Minik yavrularımızın, geleceğimizi emanet edeceğimiz çocuklarımızın okullarının temiz olması için, sağlıklı beslenebilmeleri için tuvaletlerinde sabun bulundurulması için eylemler yapmalıydık.
Velhasıl Saraçhaneyi dolduran kalabalıklar kadar gerekçesi olan konular hakkında birlikte birşeyler yapmalıydık.
Ama yapmadık
Prof. Dr. Ümit ÖZDAĞ tutuklandığında sesimizi çıkartmadık, çıkartamadık.
Neden?
Çok başarılı olduğunu savunduğunuz sözde geniş halk kitlelerinin desteğini alan partiliniz İmamoğlu, CB aday adaylığını açıklarken neden halen Belediye Başkanı idi?
Neden Tek Adam Rejimine Karşı Tek Adamlı Seçimi organize ederek bunca yıldır bunalan, ezilen bu halkın umutlarını tüketiyorsunuz.
Ama malesef biz "lider" olarak doğandan korkup, kendi eksenimize uygun liderler yaratmaya çalışan çok garip bir toplum olduk velhasıl kelam.
Arabesk kültürümüzün arabesk siyasete etkisi sanırım.

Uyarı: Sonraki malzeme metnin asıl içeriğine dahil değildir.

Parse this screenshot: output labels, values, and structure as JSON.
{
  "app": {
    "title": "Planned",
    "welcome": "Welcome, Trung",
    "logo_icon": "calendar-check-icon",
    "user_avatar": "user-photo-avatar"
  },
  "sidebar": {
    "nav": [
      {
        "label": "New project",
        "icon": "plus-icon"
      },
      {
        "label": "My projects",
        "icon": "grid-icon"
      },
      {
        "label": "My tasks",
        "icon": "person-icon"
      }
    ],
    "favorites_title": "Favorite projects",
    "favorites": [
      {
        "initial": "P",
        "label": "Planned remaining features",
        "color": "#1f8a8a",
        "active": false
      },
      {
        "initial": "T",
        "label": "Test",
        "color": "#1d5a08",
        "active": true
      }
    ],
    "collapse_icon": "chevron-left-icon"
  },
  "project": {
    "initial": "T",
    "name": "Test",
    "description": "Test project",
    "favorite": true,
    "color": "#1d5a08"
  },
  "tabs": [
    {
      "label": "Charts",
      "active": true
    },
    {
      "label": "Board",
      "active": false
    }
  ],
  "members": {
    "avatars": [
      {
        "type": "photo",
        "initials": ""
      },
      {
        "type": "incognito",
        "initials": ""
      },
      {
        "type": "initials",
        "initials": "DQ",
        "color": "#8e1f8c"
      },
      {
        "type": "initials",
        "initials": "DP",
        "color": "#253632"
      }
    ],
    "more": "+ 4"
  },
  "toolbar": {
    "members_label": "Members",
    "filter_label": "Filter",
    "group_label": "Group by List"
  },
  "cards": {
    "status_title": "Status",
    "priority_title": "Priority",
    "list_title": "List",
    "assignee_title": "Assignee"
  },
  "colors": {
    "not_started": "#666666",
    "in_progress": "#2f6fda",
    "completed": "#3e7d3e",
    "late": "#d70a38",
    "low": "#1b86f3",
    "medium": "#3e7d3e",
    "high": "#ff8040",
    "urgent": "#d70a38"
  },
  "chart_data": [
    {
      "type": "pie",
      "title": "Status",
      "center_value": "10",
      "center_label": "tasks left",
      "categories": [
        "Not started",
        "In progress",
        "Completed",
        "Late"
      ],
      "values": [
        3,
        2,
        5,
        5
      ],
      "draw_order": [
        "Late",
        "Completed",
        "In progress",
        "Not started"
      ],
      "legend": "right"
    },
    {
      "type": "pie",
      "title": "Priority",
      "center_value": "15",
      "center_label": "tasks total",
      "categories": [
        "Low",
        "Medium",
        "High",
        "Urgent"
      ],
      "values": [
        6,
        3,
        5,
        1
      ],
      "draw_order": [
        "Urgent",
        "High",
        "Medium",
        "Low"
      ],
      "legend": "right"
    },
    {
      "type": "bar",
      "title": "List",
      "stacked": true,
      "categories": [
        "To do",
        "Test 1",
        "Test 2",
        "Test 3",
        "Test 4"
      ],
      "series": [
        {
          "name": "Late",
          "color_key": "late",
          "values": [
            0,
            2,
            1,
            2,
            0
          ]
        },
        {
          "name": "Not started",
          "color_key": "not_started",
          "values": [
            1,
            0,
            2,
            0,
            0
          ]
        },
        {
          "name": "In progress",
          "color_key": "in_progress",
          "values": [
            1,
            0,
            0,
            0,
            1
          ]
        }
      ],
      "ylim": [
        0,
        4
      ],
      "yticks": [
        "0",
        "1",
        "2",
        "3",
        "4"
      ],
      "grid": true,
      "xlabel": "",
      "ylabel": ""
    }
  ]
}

Son olarak da 6 Nisan da yapılacak olağanüstü genel kurulda;
Tükürücüler, Taşlayıcılar, Müesses Nizamın Askerleri, Paranın Tetikçileri Olan Medya Mensupları ve onların irtibatlı olduğu partililerinizi açıklayabilirseniz muhalefetin sesi olmayı ve iktidara yakın en güçlü aday olmayı başarabilirsiniz. Yoksa iktidarın avlusuna çıkan yolun rehberi olarak tarihin tozlu sayfalarında yerinizi alacaksınız.